Le contentieux du contrôle des concentrations relève de la compétence du Conseil d’Etat. A ce titre, ce dernier s’est penché sur la question de la validité des sanctions prononcées par l’Autorité de la concurrence (ADLC) à la suite d’un défaut de notification de plusieurs opérations de concentration (arrêt du 24 juin 2013). L’article L. 430-8 du code de commerce autorise en effet l’ADLC à infliger aux sociétés auxquelles incombait la charge de notifier une opération de concentration une amende pouvant atteindre 5% de leur chiffre d’affaires hors taxes réalisé en France lors du dernier exercice clos, augmenté, le cas échéant, de celui réalisé en France durant la même période par la cible.

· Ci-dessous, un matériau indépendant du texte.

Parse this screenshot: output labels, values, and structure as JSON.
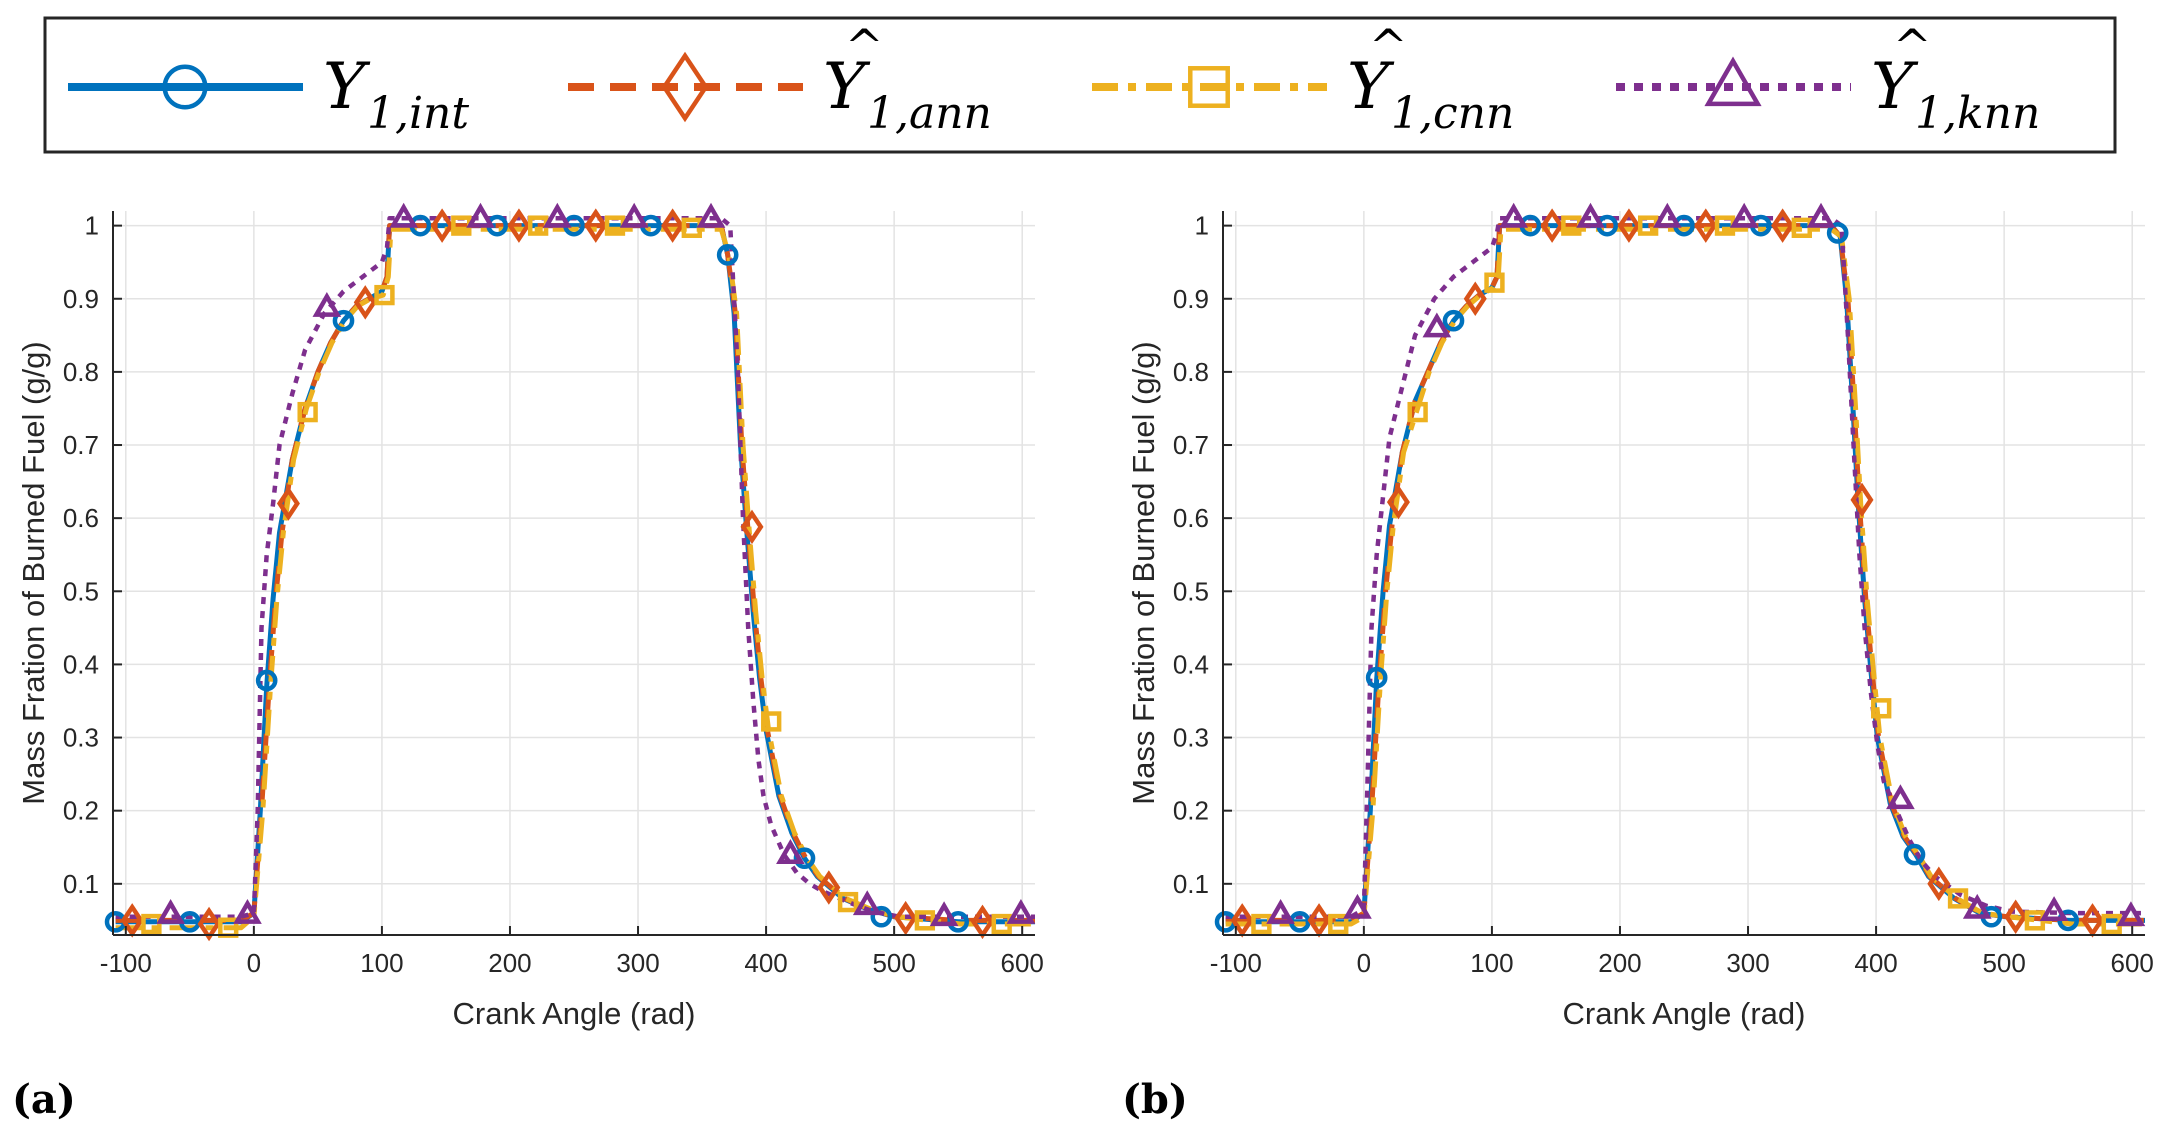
{
  "legend": {
    "entries": [
      {
        "symbol": "Y",
        "subscript": "1,int",
        "hat": "",
        "color": "#0072BD",
        "marker": "circle",
        "dash": "solid"
      },
      {
        "symbol": "Y",
        "subscript": "1,ann",
        "hat": "^",
        "color": "#D95319",
        "marker": "diamond",
        "dash": "dashed"
      },
      {
        "symbol": "Y",
        "subscript": "1,cnn",
        "hat": "^",
        "color": "#EDB120",
        "marker": "square",
        "dash": "dashdot"
      },
      {
        "symbol": "Y",
        "subscript": "1,knn",
        "hat": "^",
        "color": "#7E2F8E",
        "marker": "triangle",
        "dash": "dotted"
      }
    ]
  },
  "chart_data": [
    {
      "type": "line",
      "panel_label": "(a)",
      "xlabel": "Crank Angle (rad)",
      "ylabel": "Mass Fration of Burned Fuel (g/g)",
      "xlim": [
        -110,
        610
      ],
      "ylim": [
        0.03,
        1.02
      ],
      "xticks": [
        -100,
        0,
        100,
        200,
        300,
        400,
        500,
        600
      ],
      "xtick_labels": [
        "-100",
        "0",
        "100",
        "200",
        "300",
        "400",
        "500",
        "600"
      ],
      "yticks": [
        0.1,
        0.2,
        0.3,
        0.4,
        0.5,
        0.6,
        0.7,
        0.8,
        0.9,
        1
      ],
      "ytick_labels": [
        "0.1",
        "0.2",
        "0.3",
        "0.4",
        "0.5",
        "0.6",
        "0.7",
        "0.8",
        "0.9",
        "1"
      ],
      "grid": true,
      "series": [
        {
          "name": "Y1,int",
          "x": [
            -108,
            -10,
            0,
            5,
            10,
            15,
            20,
            30,
            40,
            50,
            60,
            70,
            80,
            90,
            100,
            104,
            106,
            110,
            150,
            200,
            250,
            300,
            350,
            365,
            370,
            375,
            380,
            385,
            390,
            395,
            400,
            410,
            420,
            430,
            440,
            460,
            480,
            500,
            550,
            610
          ],
          "y": [
            0.048,
            0.048,
            0.06,
            0.2,
            0.37,
            0.49,
            0.58,
            0.68,
            0.75,
            0.8,
            0.84,
            0.87,
            0.89,
            0.9,
            0.91,
            0.93,
            1.0,
            1.0,
            1.0,
            1.0,
            1.0,
            1.0,
            1.0,
            1.0,
            0.96,
            0.88,
            0.7,
            0.58,
            0.47,
            0.38,
            0.31,
            0.22,
            0.17,
            0.135,
            0.11,
            0.08,
            0.065,
            0.055,
            0.048,
            0.048
          ]
        },
        {
          "name": "Ŷ1,ann",
          "x": [
            -108,
            -10,
            0,
            6,
            12,
            17,
            22,
            30,
            40,
            50,
            60,
            70,
            80,
            90,
            100,
            104,
            106,
            110,
            150,
            200,
            250,
            300,
            350,
            365,
            370,
            376,
            381,
            386,
            391,
            396,
            401,
            411,
            421,
            431,
            441,
            461,
            481,
            501,
            551,
            610
          ],
          "y": [
            0.05,
            0.05,
            0.06,
            0.2,
            0.37,
            0.49,
            0.58,
            0.68,
            0.75,
            0.8,
            0.84,
            0.87,
            0.89,
            0.9,
            0.91,
            0.93,
            1.0,
            1.0,
            1.0,
            1.0,
            1.0,
            1.0,
            1.0,
            1.0,
            0.96,
            0.88,
            0.7,
            0.58,
            0.47,
            0.38,
            0.31,
            0.22,
            0.17,
            0.135,
            0.11,
            0.08,
            0.065,
            0.055,
            0.05,
            0.05
          ]
        },
        {
          "name": "Ŷ1,cnn",
          "x": [
            -108,
            -10,
            0,
            7,
            13,
            18,
            23,
            31,
            41,
            51,
            61,
            71,
            81,
            91,
            101,
            105,
            107,
            111,
            150,
            200,
            250,
            300,
            350,
            365,
            371,
            377,
            382,
            387,
            392,
            397,
            402,
            412,
            422,
            432,
            442,
            462,
            482,
            502,
            552,
            610
          ],
          "y": [
            0.04,
            0.04,
            0.055,
            0.2,
            0.37,
            0.49,
            0.58,
            0.68,
            0.75,
            0.8,
            0.84,
            0.87,
            0.89,
            0.9,
            0.905,
            0.93,
            0.995,
            0.995,
            0.995,
            0.995,
            0.995,
            0.995,
            0.995,
            0.995,
            0.96,
            0.88,
            0.7,
            0.58,
            0.47,
            0.38,
            0.31,
            0.22,
            0.17,
            0.135,
            0.11,
            0.08,
            0.065,
            0.055,
            0.045,
            0.045
          ]
        },
        {
          "name": "Ŷ1,knn",
          "x": [
            -108,
            -10,
            0,
            3,
            6,
            10,
            15,
            20,
            30,
            40,
            55,
            70,
            85,
            100,
            104,
            106,
            110,
            150,
            200,
            250,
            300,
            350,
            365,
            372,
            378,
            382,
            386,
            390,
            394,
            398,
            404,
            414,
            424,
            434,
            444,
            464,
            484,
            504,
            554,
            610
          ],
          "y": [
            0.055,
            0.055,
            0.06,
            0.2,
            0.45,
            0.55,
            0.62,
            0.7,
            0.77,
            0.83,
            0.88,
            0.91,
            0.93,
            0.95,
            0.97,
            1.01,
            1.01,
            1.01,
            1.01,
            1.01,
            1.01,
            1.01,
            1.01,
            1.0,
            0.8,
            0.6,
            0.45,
            0.35,
            0.27,
            0.22,
            0.18,
            0.14,
            0.115,
            0.1,
            0.09,
            0.075,
            0.062,
            0.055,
            0.055,
            0.055
          ]
        }
      ],
      "markers": {
        "Y1,int": {
          "x": [
            -108,
            -50,
            10,
            70,
            130,
            190,
            250,
            310,
            370,
            430,
            490,
            550
          ],
          "y": [
            0.048,
            0.048,
            0.378,
            0.87,
            1.0,
            1.0,
            1.0,
            1.0,
            0.96,
            0.135,
            0.055,
            0.048
          ]
        },
        "Ŷ1,ann": {
          "x": [
            -95,
            -35,
            27,
            87,
            147,
            207,
            267,
            327,
            389,
            449,
            509,
            569
          ],
          "y": [
            0.05,
            0.045,
            0.62,
            0.895,
            1.0,
            1.0,
            1.0,
            1.0,
            0.588,
            0.095,
            0.053,
            0.048
          ]
        },
        "Ŷ1,cnn": {
          "x": [
            -80,
            -20,
            42,
            102,
            162,
            222,
            282,
            342,
            404,
            464,
            524,
            584
          ],
          "y": [
            0.045,
            0.04,
            0.745,
            0.905,
            1.0,
            1.0,
            1.0,
            0.997,
            0.322,
            0.075,
            0.05,
            0.045
          ]
        },
        "Ŷ1,knn": {
          "x": [
            -65,
            -5,
            57,
            117,
            177,
            237,
            297,
            357,
            419,
            479,
            539,
            599
          ],
          "y": [
            0.058,
            0.058,
            0.888,
            1.01,
            1.01,
            1.01,
            1.01,
            1.01,
            0.14,
            0.07,
            0.055,
            0.058
          ]
        }
      }
    },
    {
      "type": "line",
      "panel_label": "(b)",
      "xlabel": "Crank Angle (rad)",
      "ylabel": "Mass Fration of Burned Fuel (g/g)",
      "xlim": [
        -110,
        610
      ],
      "ylim": [
        0.03,
        1.02
      ],
      "xticks": [
        -100,
        0,
        100,
        200,
        300,
        400,
        500,
        600
      ],
      "xtick_labels": [
        "-100",
        "0",
        "100",
        "200",
        "300",
        "400",
        "500",
        "600"
      ],
      "yticks": [
        0.1,
        0.2,
        0.3,
        0.4,
        0.5,
        0.6,
        0.7,
        0.8,
        0.9,
        1
      ],
      "ytick_labels": [
        "0.1",
        "0.2",
        "0.3",
        "0.4",
        "0.5",
        "0.6",
        "0.7",
        "0.8",
        "0.9",
        "1"
      ],
      "grid": true,
      "series": [
        {
          "name": "Y1,int",
          "x": [
            -108,
            -10,
            0,
            5,
            10,
            15,
            20,
            30,
            40,
            50,
            60,
            70,
            80,
            90,
            100,
            104,
            106,
            110,
            150,
            200,
            250,
            300,
            350,
            365,
            372,
            377,
            382,
            386,
            391,
            396,
            401,
            411,
            421,
            431,
            441,
            461,
            481,
            501,
            551,
            610
          ],
          "y": [
            0.048,
            0.048,
            0.06,
            0.2,
            0.38,
            0.5,
            0.59,
            0.69,
            0.76,
            0.8,
            0.84,
            0.87,
            0.89,
            0.905,
            0.915,
            0.93,
            1.0,
            1.0,
            1.0,
            1.0,
            1.0,
            1.0,
            1.0,
            1.0,
            0.985,
            0.9,
            0.75,
            0.62,
            0.49,
            0.39,
            0.3,
            0.21,
            0.165,
            0.14,
            0.11,
            0.08,
            0.06,
            0.055,
            0.05,
            0.05
          ]
        },
        {
          "name": "Ŷ1,ann",
          "x": [
            -108,
            -10,
            0,
            6,
            12,
            17,
            22,
            30,
            40,
            50,
            60,
            70,
            80,
            90,
            100,
            104,
            106,
            110,
            150,
            200,
            250,
            300,
            350,
            365,
            372,
            378,
            383,
            387,
            392,
            397,
            402,
            412,
            422,
            432,
            442,
            462,
            482,
            502,
            552,
            610
          ],
          "y": [
            0.05,
            0.05,
            0.06,
            0.2,
            0.38,
            0.5,
            0.59,
            0.69,
            0.76,
            0.8,
            0.84,
            0.87,
            0.89,
            0.905,
            0.915,
            0.93,
            1.0,
            1.0,
            1.0,
            1.0,
            1.0,
            1.0,
            1.0,
            1.0,
            0.985,
            0.9,
            0.75,
            0.62,
            0.49,
            0.39,
            0.3,
            0.21,
            0.165,
            0.14,
            0.11,
            0.08,
            0.06,
            0.055,
            0.05,
            0.05
          ]
        },
        {
          "name": "Ŷ1,cnn",
          "x": [
            -108,
            -10,
            0,
            7,
            13,
            18,
            23,
            31,
            41,
            51,
            61,
            71,
            81,
            91,
            101,
            105,
            107,
            111,
            150,
            200,
            250,
            300,
            350,
            365,
            373,
            379,
            384,
            388,
            393,
            398,
            403,
            413,
            423,
            433,
            443,
            463,
            483,
            503,
            553,
            610
          ],
          "y": [
            0.045,
            0.045,
            0.055,
            0.2,
            0.38,
            0.5,
            0.59,
            0.69,
            0.745,
            0.8,
            0.84,
            0.87,
            0.89,
            0.905,
            0.915,
            0.93,
            0.995,
            0.995,
            0.995,
            0.995,
            0.995,
            0.995,
            0.995,
            0.995,
            0.985,
            0.9,
            0.75,
            0.62,
            0.49,
            0.39,
            0.3,
            0.21,
            0.165,
            0.14,
            0.11,
            0.08,
            0.06,
            0.055,
            0.045,
            0.045
          ]
        },
        {
          "name": "Ŷ1,knn",
          "x": [
            -108,
            -10,
            0,
            3,
            6,
            10,
            15,
            20,
            30,
            40,
            55,
            70,
            85,
            100,
            104,
            106,
            110,
            150,
            200,
            250,
            300,
            350,
            365,
            373,
            378,
            383,
            387,
            391,
            396,
            401,
            406,
            416,
            426,
            436,
            446,
            466,
            486,
            506,
            556,
            610
          ],
          "y": [
            0.055,
            0.055,
            0.065,
            0.25,
            0.45,
            0.55,
            0.63,
            0.71,
            0.78,
            0.85,
            0.9,
            0.93,
            0.95,
            0.97,
            0.99,
            1.01,
            1.01,
            1.01,
            1.01,
            1.01,
            1.01,
            1.01,
            1.01,
            1.0,
            0.85,
            0.68,
            0.55,
            0.45,
            0.36,
            0.29,
            0.24,
            0.2,
            0.16,
            0.13,
            0.11,
            0.085,
            0.07,
            0.062,
            0.06,
            0.06
          ]
        }
      ],
      "markers": {
        "Y1,int": {
          "x": [
            -108,
            -50,
            10,
            70,
            130,
            190,
            250,
            310,
            370,
            430,
            490,
            550
          ],
          "y": [
            0.048,
            0.048,
            0.382,
            0.87,
            1.0,
            1.0,
            1.0,
            1.0,
            0.99,
            0.14,
            0.055,
            0.05
          ]
        },
        "Ŷ1,ann": {
          "x": [
            -95,
            -35,
            27,
            87,
            147,
            207,
            267,
            327,
            389,
            449,
            509,
            569
          ],
          "y": [
            0.05,
            0.05,
            0.622,
            0.9,
            1.0,
            1.0,
            1.0,
            1.0,
            0.625,
            0.1,
            0.055,
            0.05
          ]
        },
        "Ŷ1,cnn": {
          "x": [
            -80,
            -20,
            42,
            102,
            162,
            222,
            282,
            342,
            404,
            464,
            524,
            584
          ],
          "y": [
            0.045,
            0.045,
            0.745,
            0.922,
            1.0,
            1.0,
            1.0,
            0.997,
            0.34,
            0.08,
            0.05,
            0.045
          ]
        },
        "Ŷ1,knn": {
          "x": [
            -65,
            -5,
            57,
            117,
            177,
            237,
            297,
            357,
            419,
            479,
            539,
            599
          ],
          "y": [
            0.058,
            0.065,
            0.86,
            1.01,
            1.01,
            1.01,
            1.01,
            1.01,
            0.215,
            0.065,
            0.062,
            0.055
          ]
        }
      }
    }
  ]
}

Au cas particulier, la filiale française du groupe Colruyt avait informé en 2010 l’ADLC qu’elle avait réalisé trois opérations de concentration en 2003, 2004 et 2009 sans les avoir notifiées. L’Autorité s’est saisie d’office du dossier. Après examen individuel de chaque opération, elle a finalement autorisé les trois opérations qui ne portaient pas atteinte à la concurrence, tout en décidant de sanctionner l’absence de notification de la dernière acquisition (les deux autres étant couvertes par la prescription) par une amende de 392 000 euros (soit 0,05% du chiffre d’affaires du groupe réalisé en France) infligée à la société-mère à laquelle le défaut de notification était imputable.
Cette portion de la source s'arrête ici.